Writing is like a dance.
I love ballet and modern and other dance forms but, way too often, it's all about the tricks.
- Triple pirouette.
- Step step.
- Leap high in the air.
- Look! my leg is totally over my head!
For anyone who understands dance, we know it's really all about the transitions.
Quiet moments, dynamic moments, flow and rush and freeze and melt. All of these moments take great skill to execute well and are meaningful in themselves. They aren't just a means to get to the next trick.
Your novel is a series of tricks. The cool stuff you can't wait to write. You don't see the "in between" writing as important. But it is. If it really isn't, then cut it. But you still need transitions and breathing space and foundation in your novel. Otherwise it's just a bunch of disjoined bits no one will want to read because they don't mean anything.
I notice that you describe your novel by listing its stars. The "big name" influences and guests. But that can't be it. What's the story? What's the larger message or point or theme you want to convey? Are you writing because it's fun or because you have something to say?

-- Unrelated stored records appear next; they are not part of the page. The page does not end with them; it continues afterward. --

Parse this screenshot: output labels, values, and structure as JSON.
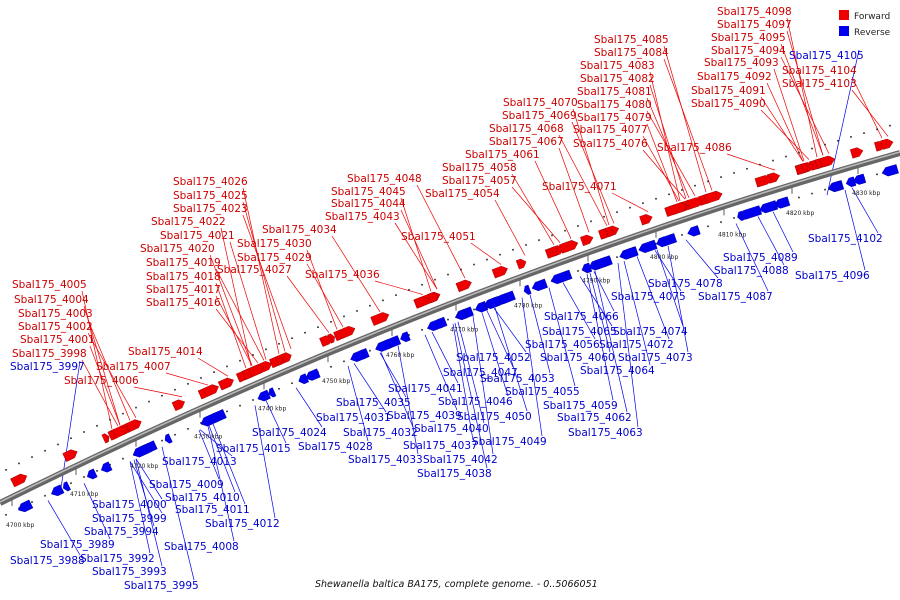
{
  "caption": {
    "organism": "Shewanella baltica BA175, complete genome.",
    "range": " - 0..5066051"
  },
  "legend": {
    "forward": {
      "label": "Forward",
      "color": "#ee0000"
    },
    "reverse": {
      "label": "Reverse",
      "color": "#0000ee"
    }
  },
  "ticks": [
    "4700 kbp",
    "4710 kbp",
    "4720 kbp",
    "4730 kbp",
    "4740 kbp",
    "4750 kbp",
    "4760 kbp",
    "4770 kbp",
    "4780 kbp",
    "4790 kbp",
    "4800 kbp",
    "4810 kbp",
    "4820 kbp",
    "4830 kbp"
  ],
  "forward_labels": [
    "Sbal175_4005",
    "Sbal175_4004",
    "Sbal175_4003",
    "Sbal175_4002",
    "Sbal175_4001",
    "Sbal175_3998",
    "Sbal175_4007",
    "Sbal175_4006",
    "Sbal175_4014",
    "Sbal175_4026",
    "Sbal175_4025",
    "Sbal175_4023",
    "Sbal175_4022",
    "Sbal175_4021",
    "Sbal175_4020",
    "Sbal175_4019",
    "Sbal175_4018",
    "Sbal175_4017",
    "Sbal175_4016",
    "Sbal175_4034",
    "Sbal175_4030",
    "Sbal175_4029",
    "Sbal175_4027",
    "Sbal175_4048",
    "Sbal175_4045",
    "Sbal175_4044",
    "Sbal175_4043",
    "Sbal175_4036",
    "Sbal175_4051",
    "Sbal175_4070",
    "Sbal175_4069",
    "Sbal175_4068",
    "Sbal175_4067",
    "Sbal175_4061",
    "Sbal175_4058",
    "Sbal175_4057",
    "Sbal175_4054",
    "Sbal175_4071",
    "Sbal175_4085",
    "Sbal175_4084",
    "Sbal175_4083",
    "Sbal175_4082",
    "Sbal175_4081",
    "Sbal175_4080",
    "Sbal175_4079",
    "Sbal175_4077",
    "Sbal175_4076",
    "Sbal175_4086",
    "Sbal175_4098",
    "Sbal175_4097",
    "Sbal175_4095",
    "Sbal175_4094",
    "Sbal175_4093",
    "Sbal175_4092",
    "Sbal175_4091",
    "Sbal175_4090",
    "Sbal175_4104",
    "Sbal175_4103"
  ],
  "reverse_labels": [
    "Sbal175_3997",
    "Sbal175_3989",
    "Sbal175_3988",
    "Sbal175_3992",
    "Sbal175_3993",
    "Sbal175_3995",
    "Sbal175_3994",
    "Sbal175_4000",
    "Sbal175_3999",
    "Sbal175_4009",
    "Sbal175_4010",
    "Sbal175_4011",
    "Sbal175_4012",
    "Sbal175_4008",
    "Sbal175_4013",
    "Sbal175_4015",
    "Sbal175_4024",
    "Sbal175_4031",
    "Sbal175_4028",
    "Sbal175_4035",
    "Sbal175_4032",
    "Sbal175_4033",
    "Sbal175_4041",
    "Sbal175_4039",
    "Sbal175_4037",
    "Sbal175_4040",
    "Sbal175_4038",
    "Sbal175_4042",
    "Sbal175_4046",
    "Sbal175_4050",
    "Sbal175_4049",
    "Sbal175_4047",
    "Sbal175_4052",
    "Sbal175_4053",
    "Sbal175_4055",
    "Sbal175_4056",
    "Sbal175_4060",
    "Sbal175_4059",
    "Sbal175_4062",
    "Sbal175_4063",
    "Sbal175_4064",
    "Sbal175_4065",
    "Sbal175_4066",
    "Sbal175_4074",
    "Sbal175_4072",
    "Sbal175_4073",
    "Sbal175_4075",
    "Sbal175_4078",
    "Sbal175_4089",
    "Sbal175_4088",
    "Sbal175_4087",
    "Sbal175_4096",
    "Sbal175_4102",
    "Sbal175_4105"
  ]
}
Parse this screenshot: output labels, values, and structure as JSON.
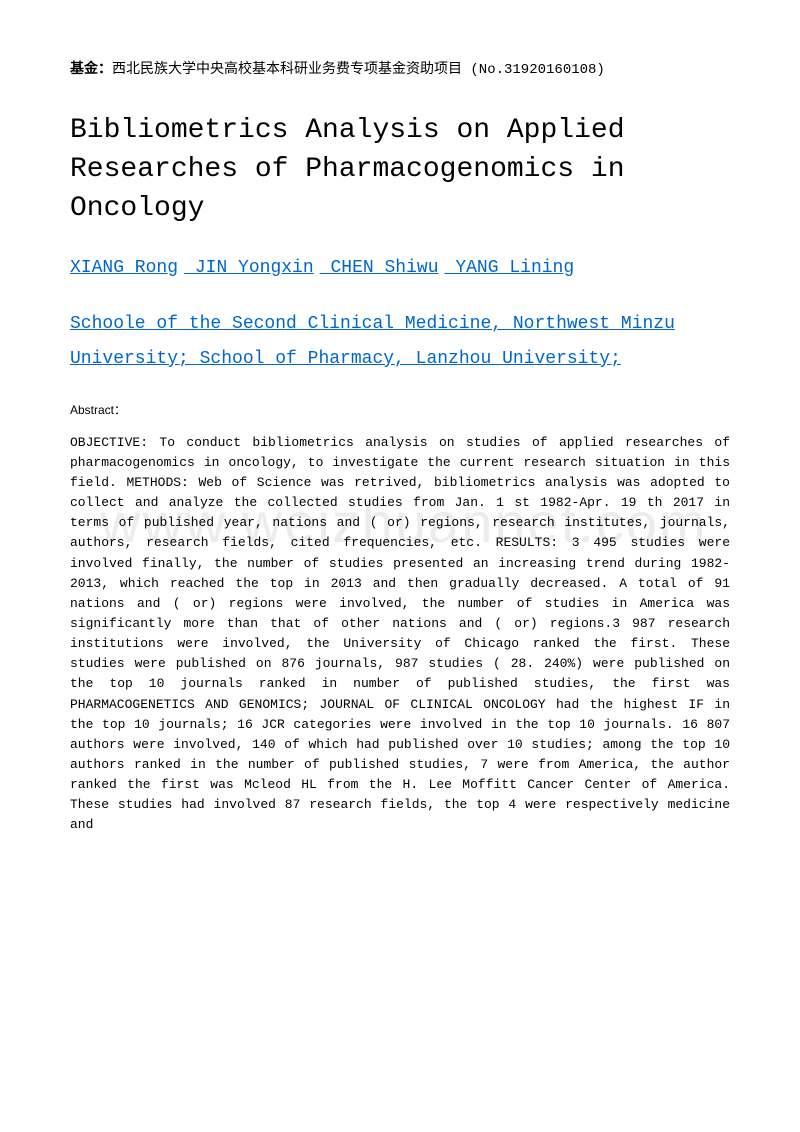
{
  "funding": {
    "label": "基金：",
    "text": "西北民族大学中央高校基本科研业务费专项基金资助项目 (No.31920160108)"
  },
  "title": "Bibliometrics Analysis on Applied Researches of Pharmacogenomics in Oncology",
  "authors": [
    "XIANG Rong",
    "JIN Yongxin",
    "CHEN Shiwu",
    "YANG Lining"
  ],
  "affiliations": "Schoole of the Second Clinical Medicine, Northwest Minzu University; School of Pharmacy, Lanzhou University;",
  "abstract_label": "Abstract：",
  "abstract_text": "OBJECTIVE: To conduct bibliometrics analysis on studies of applied researches of pharmacogenomics in oncology, to investigate the current research situation in this field. METHODS: Web of Science was retrived, bibliometrics analysis was adopted to collect and analyze the collected studies from Jan. 1 st 1982-Apr. 19 th 2017 in terms of published year, nations and ( or) regions, research institutes, journals, authors, research fields, cited frequencies, etc. RESULTS: 3 495 studies were involved finally, the number of studies presented an increasing trend during 1982-2013, which reached the top in 2013 and then gradually decreased. A total of 91 nations and ( or) regions were involved, the number of studies in America was significantly more than that of other nations and ( or) regions.3 987 research institutions were involved, the University of Chicago ranked the first. These studies were published on 876 journals, 987 studies ( 28. 240%) were published on the top 10 journals ranked in number of published studies, the first was PHARMACOGENETICS AND GENOMICS; JOURNAL OF CLINICAL ONCOLOGY had the highest IF in the top 10 journals; 16 JCR categories were involved in the top 10 journals. 16 807 authors were involved, 140 of which had published over 10 studies; among the top 10 authors ranked in the number of published studies, 7 were from America, the author ranked the first was Mcleod HL from the H. Lee Moffitt Cancer Center of America. These studies had involved 87 research fields, the top 4 were respectively medicine and",
  "watermark": "www.weizhuannet.com",
  "colors": {
    "link_color": "#0066cc",
    "text_color": "#000000",
    "background_color": "#ffffff",
    "watermark_color": "rgba(200, 200, 200, 0.35)"
  },
  "typography": {
    "body_font": "Courier New",
    "title_fontsize": 28,
    "authors_fontsize": 18,
    "funding_fontsize": 14,
    "abstract_fontsize": 13,
    "abstract_label_fontsize": 12
  }
}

If you still want to focus just on the "tricks" then maybe a novel isn't the right format for you right now. You might do better with comic book stories or short prose pieces (not that these ought to be about tricks, but you can get away with it more).
If you want to write a novel, get rid of all the characters and settings from other creators (you'd never be able to publish that anyway). Focus on the story. Move the plot along by getting into your characters' heads and understanding what they need. Why they do the things they do. Then show them doing it. And show the consequences.
With practice, you'll be able to flesh out your writing and not focus on highlights, on tricks.